Abstract

Advances in die-stacking (3D) technology have enabled the tight integration of significant quantities of DRAM with high-performance computation logic. How to integrate this technology into the overall architecture of a computing system is an open question. While much recent effort has focused on hardware-based techniques for using die-stacked memory (e.g., caching), in this paper we explore what it takes for a software-driven approach to be effective. First we consider exposing die-stacked DRAM directly to applications, relying on the static partitioning of allocations between fast on-chip and slow off-chip DRAM. We see only marginal benefits from this approach (9% speedup).
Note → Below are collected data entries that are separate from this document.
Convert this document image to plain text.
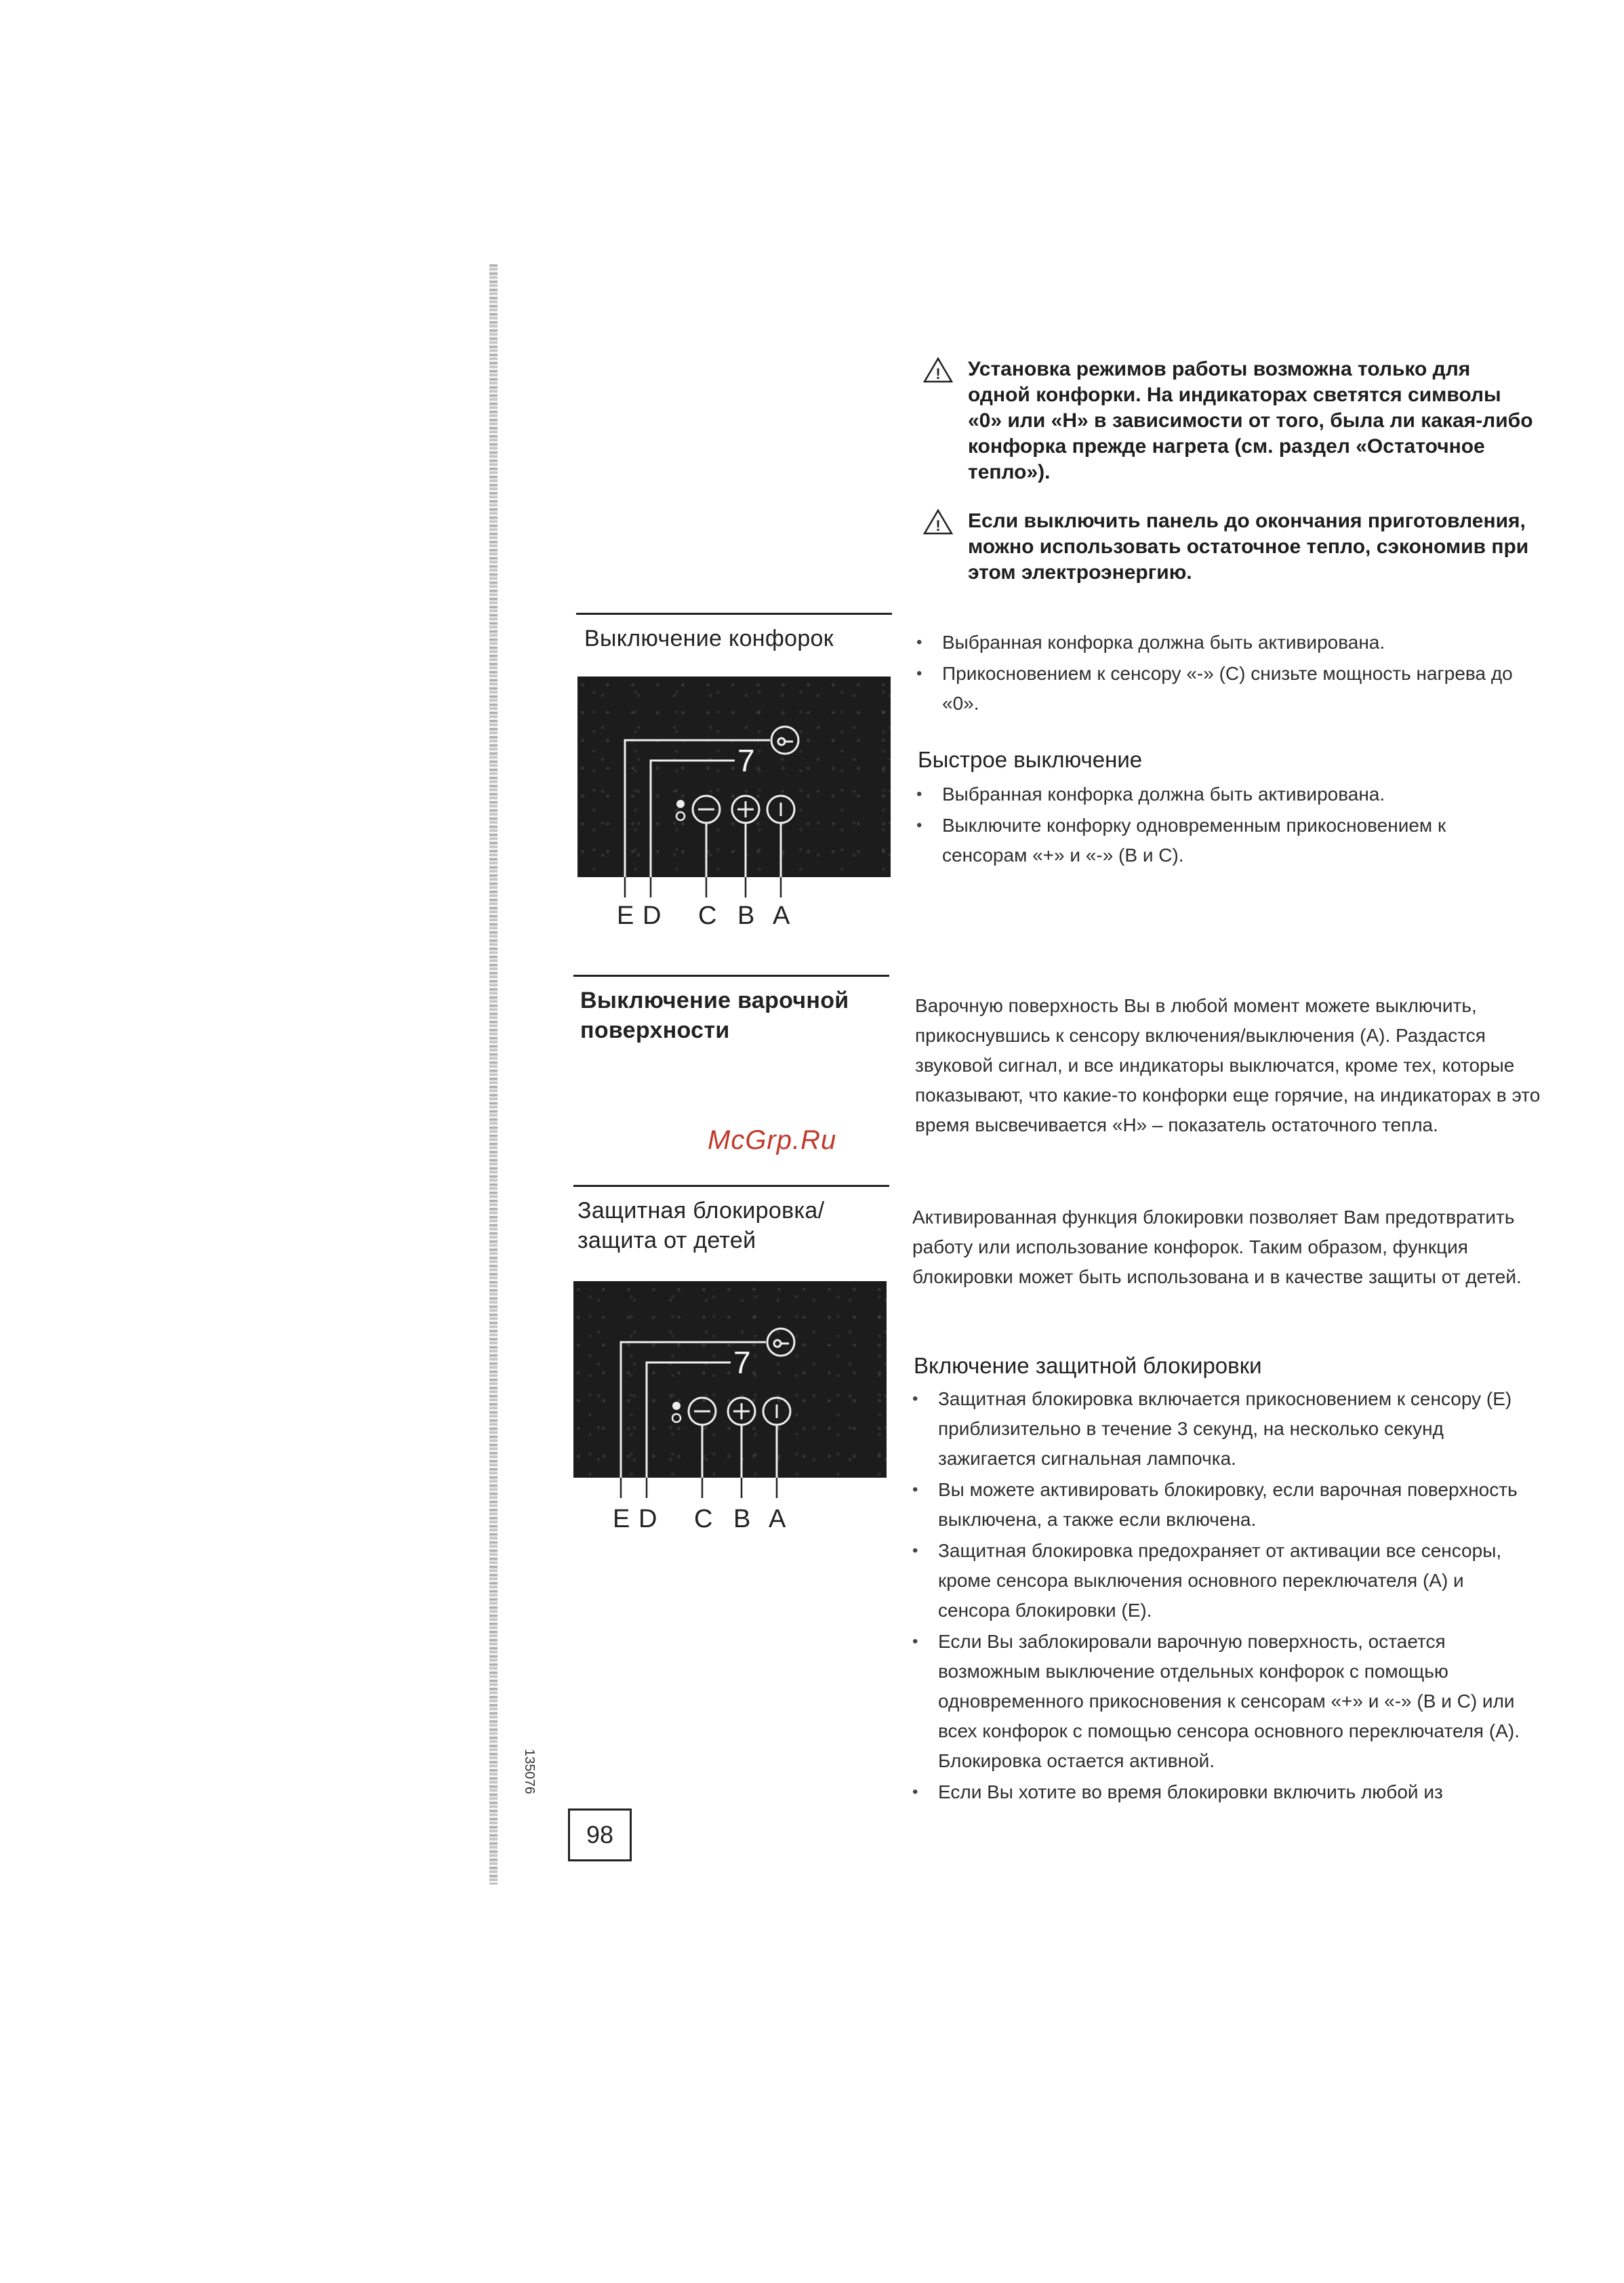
!	Установка режимов работы возможна только для одной конфорки. На индикаторах светятся символы «0» или «Н» в зависимости от того, была ли какая-либо конфорка прежде нагрета (см. раздел «Остаточное тепло»).

!	Если выключить панель до окончания приготовления, можно использовать остаточное тепло, сэкономив при этом электроэнергию.

Выключение конфорок
7
E D C B A
• Выбранная конфорка должна быть активирована.
• Прикосновением к сенсору «-» (С) снизьте мощность нагрева до «0».
Быстрое выключение
• Выбранная конфорка должна быть активирована.
• Выключите конфорку одновременным прикосновением к сенсорам «+» и «-» (В и С).
Выключение варочной
поверхности

Варочную поверхность Вы в любой момент можете выключить, прикоснувшись к сенсору включения/выключения (А). Раздастся звуковой сигнал, и все индикаторы выключатся, кроме тех, которые показывают, что какие-то конфорки еще горячие, на индикаторах в это время высвечивается «Н» – показатель остаточного тепла.

McGrp.Ru
Защитная блокировка/
защита от детей
7
E D C B A

Активированная функция блокировки позволяет Вам предотвратить работу или использование конфорок. Таким образом, функция блокировки может быть использована и в качестве защиты от детей.

Включение защитной блокировки
• Защитная блокировка включается прикосновением к сенсору (Е) приблизительно в течение 3 секунд, на несколько секунд зажигается сигнальная лампочка.
• Вы можете активировать блокировку, если варочная поверхность выключена, а также если включена.
• Защитная блокировка предохраняет от активации все сенсоры, кроме сенсора выключения основного переключателя (А) и сенсора блокировки (Е).
• Если Вы заблокировали варочную поверхность, остается возможным выключение отдельных конфорок с помощью одновременного прикосновения к сенсорам «+» и «-» (В и С) или всех конфорок с помощью сенсора основного переключателя (А). Блокировка остается активной.
• Если Вы хотите во время блокировки включить любой из
135076
98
Next, we explore OS-based page caches that dynamically partition application memory, but we find such approaches to be worse than not having stacked DRAM at all! We analyze the performance bottlenecks in OS page caches, and propose two simple techniques that make the OS approach viable. The first is a hardware-assisted TLB shoot-down, which is a more general mechanism that is valuable beyond stacked DRAM, and enables OS-managed page caches to achieve a 27% speedup, the second is a software-implemented prefetcher that extends classic hardware prefetching algorithms to the page level, leading to 39% speedup. With these simple and lightweight components, the OS page cache can provide 70% of the performance benefit that would be achievable with an ideal and unrealistic system where all of main memory is die-stacked. However, we also found that applications with poor locality (e.g., graph analyses) are not amenable to any page-caching schemes -- whether hardware or software -- and therefore we recommend that the system still provides APIs to the application layers to explicitly control die-stacked DRAM allocations.